Citarasa tanah seribu masjid, kami rasakan di sini. Di tiap kamar disediakan sajadah, ada Qur’an juga. Memang ada bibel juga. Anak-anak yang baru pertama kali mengenal bibel, pada rebutan pengen baca; sambil heboh berdebat mengenai boleh tidaknya seorang muslim baca bibel.
Hanya satu hari kami di Senggigi. Namanya juga kesalahan haha…. Hari selanjutnya kami menuju ke Gili Trawangan yang terkenal itu. Ada dua pilihan menuju ke sana. Pake speed boat atau slow boat. Bedanya, selain di kata “speed” dan “slow” adalah: harga, waktu dan jumlah orang. Kalau pake speedboat, harganya lebih mahal, waktuya lebih cepat dan bisa eksklusif sekeluarga. Slow boat sebaliknya. Dan kami memilih slow boat, Anak-anak pengen lebih lama di perahunya. “Biar bisa menikmati bu” kata si sulung. “Biar kayak Moana bu” kata si gadis kecil. Baiklah. Daaaan…. 45 menit berperahu, membuat saya menyadari bahwa keseruan petualangan Moana, adalah kartun belaka haha…. aslinya sih….ayunan gelombang yang cukup besar itu bikin stress, terutama buat sayah. Si abah dan anak-anak sangat menikmati menertawakan emaknya yang udah pengen nangis haha…
Menginjakkan kaki di Gili Trawangan, kami langsung berkesimpulan: kami lebih suka di Senggigi daripada di sini. Terasa banget bedanya. Di sini, kami adalah minoritas. Sejauh mata memandang adalah para bule. Tentu dengan pakaian yang tidak syar’i hehe….Baik yang berjalan kaki, naik delman maupun sepeda. Delman dan sepeda adalah transportasi yang digunakan di Gili ini. Saat menuju villa yang sudah kami booking, kami banyak melewati bar yang penuh hiruk pikuk, atau dengan musik dag-dug-dag-dug yang “terlalu bising” buat kami. Daftar menu yang terpampang di bar, sebagian besar gak familiar buat saya. Bir dan wine, tampaknya jumlahnya lebih banyak variannya dibandingkan soft drink.

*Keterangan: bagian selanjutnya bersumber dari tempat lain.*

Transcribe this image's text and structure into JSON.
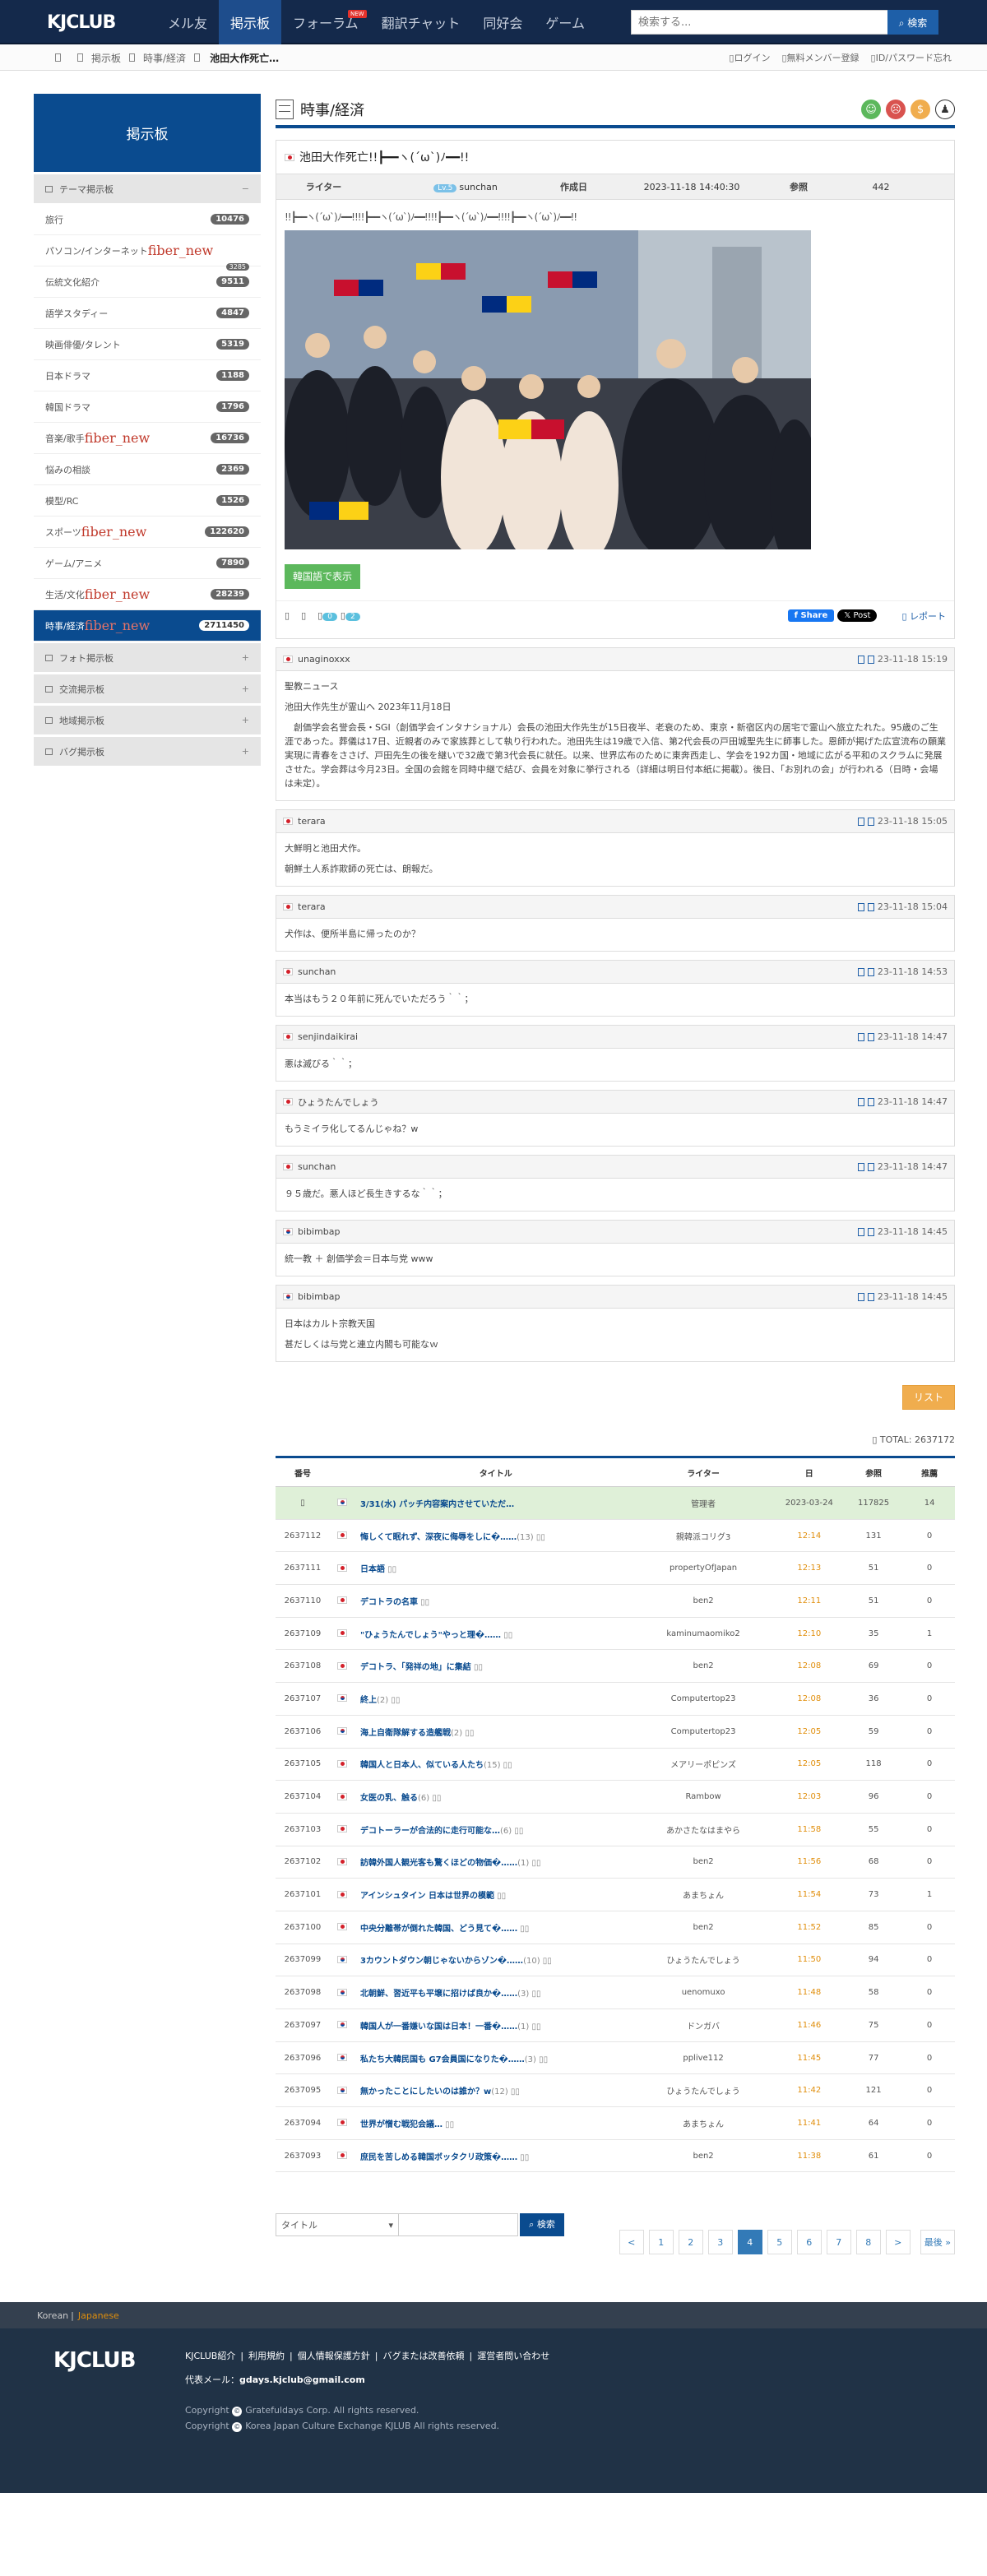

Alhamdulillaaaah…. villa yang dibooking si abah, adalah tipe villa buat “keluarga”. Tempatnya tenaaang…. jauh dari hiruk pikuk. Hanya dua keluarga termasuk kami yang non bule. Tapi yang bule pun, kebanyakan adalah keluarga dengan ayah-ibu yang telah berumur. “Satu frekuensi” lah dengan kami hehe… Seneng deh pas sarapan, liat keluarga-keluarga ini bercengkrama. Asik mengobrol satu sama lain….pagi tadi, si ayah dari keluarga Indonesia bercerita sesuatu tampaknya pengalamannya, yang membuat dua anak remajanya tertawa terbahak-bahak…. Sesekali terdengar nasihat si ayah untuk anak-anaknya tersebut.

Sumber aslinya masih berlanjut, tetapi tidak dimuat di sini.